Despite the decline in the bottom line, the lender its second most revenue is Rs. Posts 1,113 crore, which increased 21.6% from the period before the year. The total revenue of the quarter increased by 7.6% annually to Rs. 7,799.61 crore.
“The strength of our diverse model has been confirmed in the quarter,” said KVS Men Nian, Managing Director and CEO of the bank. He noted that “even in soft Q1, we saw key segments like commercial banking, credit cards and gold loans.”
“Our mid-yielding engine is also firing well,” Money said. “We delivered a strong operating petition exhibition, with improvement in productivity. The fee revenue recorded high, and the CASA continued to improve the ratio.”
Deposits in Q1
The total deposits of the bank increased by 8.03% to Rs. 2.87 lakh crore, while net progress increased by 9.24% to Rs. 2.41 lakh crore. Retail advances increased by 15.6% to Rs. 81,047 crore, commercial banking loan increased by 30.3% to Rs. 25,028 crore, and corporate loans increased 4.5% to 83,680 crore.
The bank’s Casa (Current Account and Savings Account) extended the base 12% Yoy to Rs 87,236 crore. The net interest margin for the quarter was 2.94%, while the annual earnings per share came to Rs 14.07.
Property in Q1
The quality of the asset remains stable, with the total non-performing property (NPA) 1.91% and the net NPA 0.48%. Provision Coverage Ratio (Excluding Technical Writing-S Phs) .4 74.1%.

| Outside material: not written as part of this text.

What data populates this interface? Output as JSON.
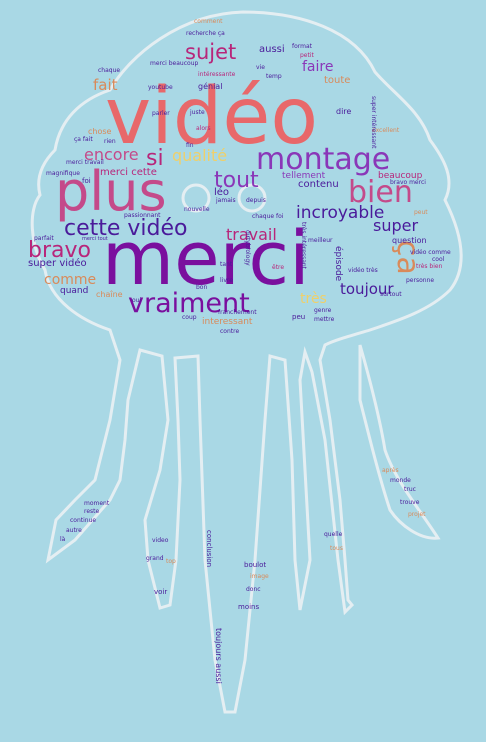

“When credit costs were increased this quarter, they were mostly driven by slippery in Agri and MFI portfolio.” He added, “Based on the current trends, we expect this slippery medium and stable to move forward, thereby normalizing credit costs.”
The capital sufficient ratio for the quarter for the quarter of June 2025 was 16.03%, and the net cost increased by 12.2% yoy to Rs. 33,994 crore. Returns on property (ROA) and equity (ROE) return for quarter 1% and 10.3% respectively.
“With the macro -tailwinds building and our strategic themes traction, it is confident of accelerating growth in the second half while being disciplined on risk and profitability.”